Oito irmãos, sério? Se esforçaram bastante, hein… De fato, num ambiente desses, dá pra entender que a Elsie e a Lindsey achassem que não podiam depender demais deles. O gasto com comida também não deve ser pouco.

Fora o Aren e o Aran, são todas meninas, e a Kurara e a Kirara devem ser gêmeas. Dizem que família com gêmeos tende a ter mais gêmeos, será que isso vale também neste mundo?

De repente, olho pra casa, e uma mulher de corpo avantajado está saindo pela porta aberta.

— Ora, ora, não é a Elsie e a Lindsey? Voltaram, é?

— Tia Lana!

— …Voltei. Tia Lana.

Dessa vez, a Elsie e a Lindsey correm até a mulher que saiu da casa e se penduram nela. Essa é a tia, então. Corpo rechonchudo, cara de mãe destemida.

A tia Lana afaga a cabeça das duas que se penduraram nela, conversando com um sorriso, mas, ao notar meu olhar, se aproxima devagar.

— Então você é o Touya-san. Do jeito que tava escrito na carta das duas, você é um homem e tanto mesmo. Dá pra entender por que elas ficavam se gabando de você nas cartas.

— T-tia Lana!

— …A gente escreveu que era segredo…

Atrás da tia, as duas, de novo vermelhas, protestam. Fico curioso com o que estava escrito, mas melhor não insistir. Tenho a sensação de que ia sair pela culatra.

— Muito prazer, sou Mochizuki Touya.

— Sou a Lana, tia dessas duas. Mesmo sendo rei, você é bem humilde, hein.

— Ainda sou bem novato no cargo, viu. Não dá pra ficar bancando o arrogante assim.

Diferente do marido, ela parece ter uma personalidade que não se intimida com nada. Fala comigo super à vontade. Se juntasse o tio e a tia e dividisse por dois, dava um equilíbrio perfeito.

— Como tava escrito que iam se casar com um rei, eu tava preocupada, mas parece que foi preocupação à toa. Dá pra ver bem só de olhar pras duas.

— Fico feliz que a senhora pense assim.

Enquanto respiro aliviado por dentro com as palavras da tia Lana, um menino de uns sete anos (era o Aren?) puxa o avental da mãe do lado.

— Mamãe, esse aí é rei mesmo?

— É sim. É rei de um país chamado Brunhild, bem longe daqui.

— Se é rei, é forte? Consegue derrotar um Urso do Trovão?

— Urso do Trovão?

Urso do Trovão… Se não me engano, é uma fera mágica que dispara descargas elétricas do corpo? Se a memória não falha, deve ser uma fera de rank azul pra caçada. Como eu sou rank prata, fica dois ranks abaixo do meu.

— Tá aparecendo Urso do Trovão por aqui?

— Ah, teve gente que falou ter avistado um recentemente. Tem gente que viu um relâmpago brilhando na montanha, de madrugada. Andou destruindo plantação também, então os moradores daqui juntaram uma grana e acabaram de fazer um pedido de caçada pra Guilda de Aventureiros.
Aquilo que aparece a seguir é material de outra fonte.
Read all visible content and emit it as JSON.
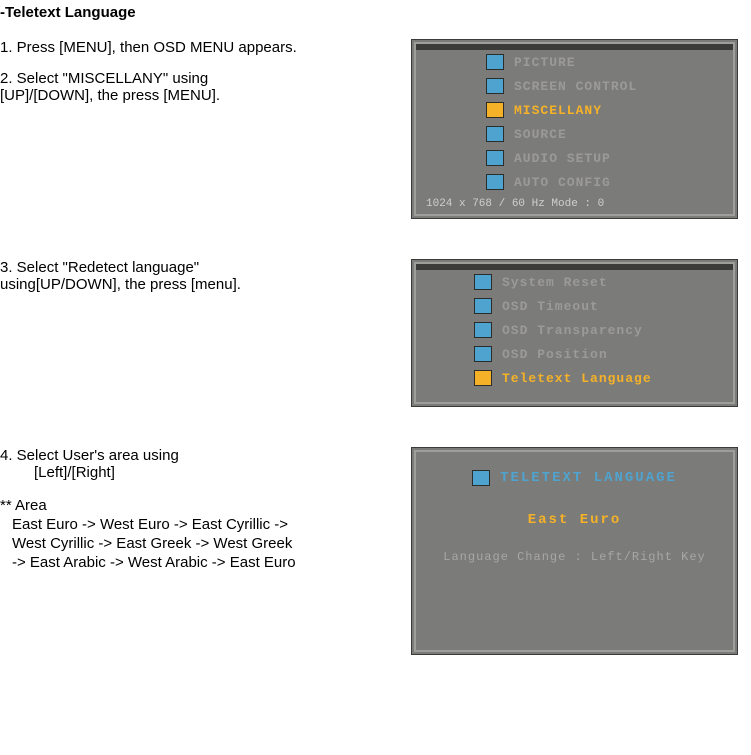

Destruindo plantação, é. Isso vira uma questão de vida ou morte. E não só isso, tem alta chance de atacar gente também. Não sei quantos tem, mas, se bem me lembro, eles não formam manada. No máximo, deve ser um casal e uns filhotes.
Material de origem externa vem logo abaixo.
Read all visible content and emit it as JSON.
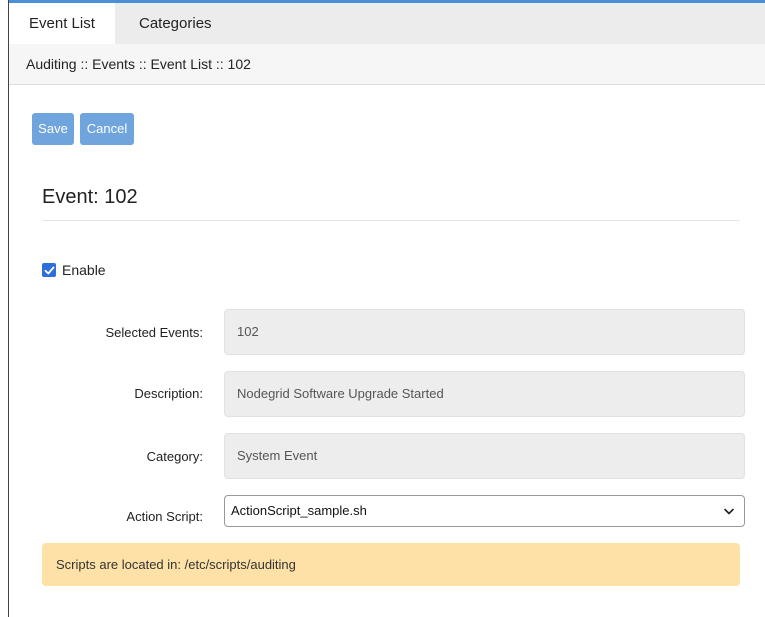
{
  "tabs": [
    {
      "label": "Event List",
      "active": true
    },
    {
      "label": "Categories",
      "active": false
    }
  ],
  "breadcrumb": "Auditing :: Events :: Event List :: 102",
  "toolbar": {
    "save_label": "Save",
    "cancel_label": "Cancel"
  },
  "page_title": "Event: 102",
  "enable": {
    "label": "Enable",
    "checked": true
  },
  "fields": {
    "selected_events": {
      "label": "Selected Events:",
      "value": "102"
    },
    "description": {
      "label": "Description:",
      "value": "Nodegrid Software Upgrade Started"
    },
    "category": {
      "label": "Category:",
      "value": "System Event"
    },
    "action_script": {
      "label": "Action Script:",
      "value": "ActionScript_sample.sh"
    }
  },
  "notice": "Scripts are located in: /etc/scripts/auditing",
  "colors": {
    "accent": "#4a90d9",
    "button": "#6fa4dd",
    "checkbox": "#2f6fdc",
    "notice_bg": "#fde1a6"
  },
  "icons": {
    "checkbox": "check-icon",
    "select": "chevron-down-icon"
  }
}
Só que existe uma subespécie de Urso do Trovão com pelo eriçado da cabeça até o rabo, tipo crista de galo, que é uma cabeça maior que o normal e parece ter a habilidade de comandar outros Ursos do Trovão. Se for esse o caso, existe a possibilidade de terem formado uma manada. Se for isso, vira caçada de rank vermelho, e não só azul.
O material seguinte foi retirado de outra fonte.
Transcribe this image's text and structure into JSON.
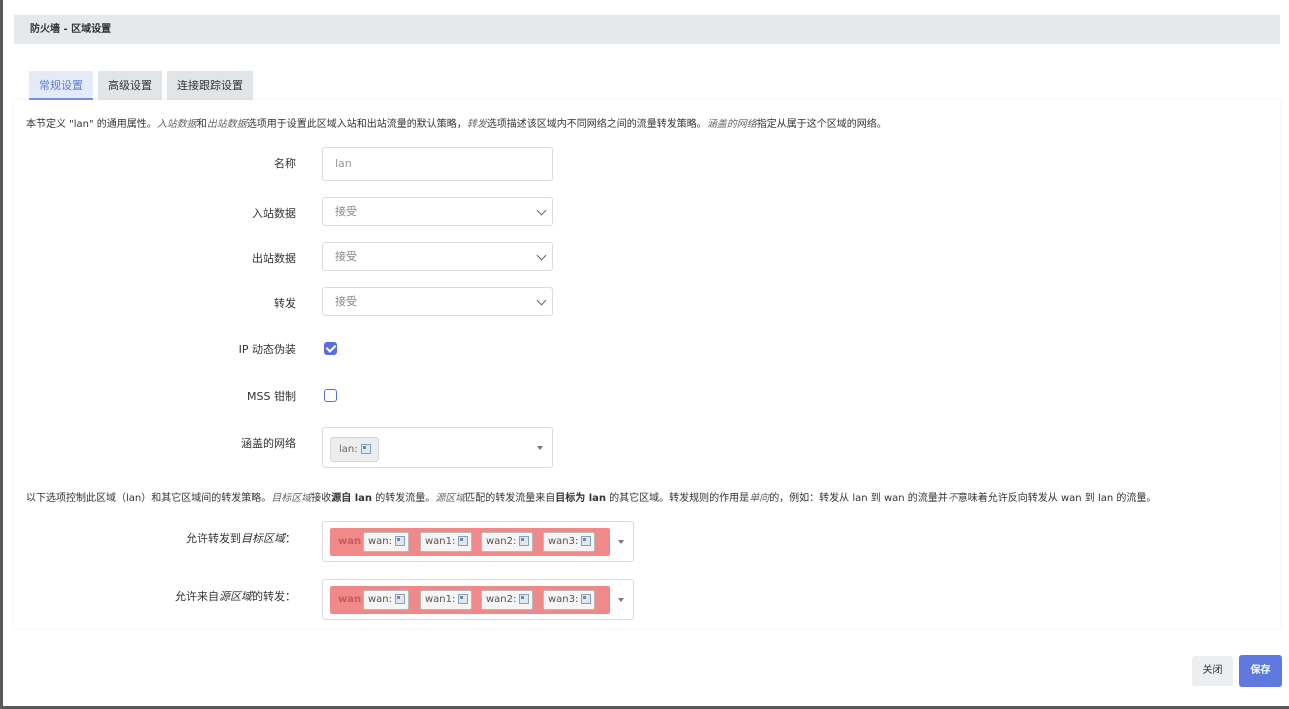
{
  "modal": {
    "title": "防火墙 - 区域设置"
  },
  "tabs": [
    {
      "label": "常规设置",
      "active": true
    },
    {
      "label": "高级设置",
      "active": false
    },
    {
      "label": "连接跟踪设置",
      "active": false
    }
  ],
  "description1": {
    "p1": "本节定义 \"lan\" 的通用属性。",
    "i1": "入站数据",
    "p2": "和",
    "i2": "出站数据",
    "p3": "选项用于设置此区域入站和出站流量的默认策略，",
    "i3": "转发",
    "p4": "选项描述该区域内不同网络之间的流量转发策略。",
    "i4": "涵盖的网络",
    "p5": "指定从属于这个区域的网络。"
  },
  "fields": {
    "name": {
      "label": "名称",
      "value": "lan"
    },
    "input": {
      "label": "入站数据",
      "value": "接受"
    },
    "output": {
      "label": "出站数据",
      "value": "接受"
    },
    "forward": {
      "label": "转发",
      "value": "接受"
    },
    "masq": {
      "label": "IP 动态伪装",
      "checked": true
    },
    "mss": {
      "label": "MSS 钳制",
      "checked": false
    },
    "networks": {
      "label": "涵盖的网络",
      "chips": [
        "lan:"
      ]
    }
  },
  "description2": {
    "p1": "以下选项控制此区域（lan）和其它区域间的转发策略。",
    "i1": "目标区域",
    "p2": "接收",
    "b1": "源自 lan",
    "p3": " 的转发流量。",
    "i2": "源区域",
    "p4": "匹配的转发流量来自",
    "b2": "目标为 lan",
    "p5": " 的其它区域。转发规则的作用是",
    "i3": "单向",
    "p6": "的，例如：转发从 lan 到 wan 的流量并",
    "i4": "不",
    "p7": "意味着允许反向转发从 wan 到 lan 的流量。"
  },
  "forward_dest": {
    "label_prefix": "允许转发到",
    "label_italic": "目标区域",
    "label_suffix": "：",
    "zone": "wan",
    "networks": [
      "wan:",
      "wan1:",
      "wan2:",
      "wan3:"
    ]
  },
  "forward_src": {
    "label_prefix": "允许来自",
    "label_italic": "源区域",
    "label_suffix": "的转发：",
    "zone": "wan",
    "networks": [
      "wan:",
      "wan1:",
      "wan2:",
      "wan3:"
    ]
  },
  "buttons": {
    "close": "关闭",
    "save": "保存"
  },
  "colors": {
    "accent": "#6079e0",
    "zone_wan": "#f08a8a"
  }
}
— Quando fizeram o pedido pra Guilda?

— Faz três dias. Como esta cidade não tem Guilda de Aventureiros, mandamos o pedido pra Senka, uma cidade grande aqui perto. Deve chegar lá amanhã, mais ou menos.

Supondo que chegue amanhã e seja aceito, mais uns três dias pros aventureiros que aceitarem chegarem até aqui, é? Melhor resolver antes que o estrago se espalhe. Depois eu aviso a Guilda.

— Esse Urso do Trovão, eu mesmo vou lá derrotar.

— Você, rei? Vai dar conta?

— Mesmo sendo rei, sou aventureiro rank prata, viu.

Diante da cara de dúvida da tia Lana, tiro do bolso a carteira de Guilda prateada e mostro pra ela. Claro, não pretendo receber recompensa. Melhor derrotar logo, o quanto antes.

— …A gente também vai?

— Não, vocês devem ter bastante papo pra colocar em dia com o tio e a tia, então vou sozinho.

Recuso a proposta da Lindsey e flutuo no ar com a magia de voo. Ouvindo as crianças soltarem gritos de espanto, decolo de uma vez rumo à montanha onde dizem que o Urso do Trovão apareceu.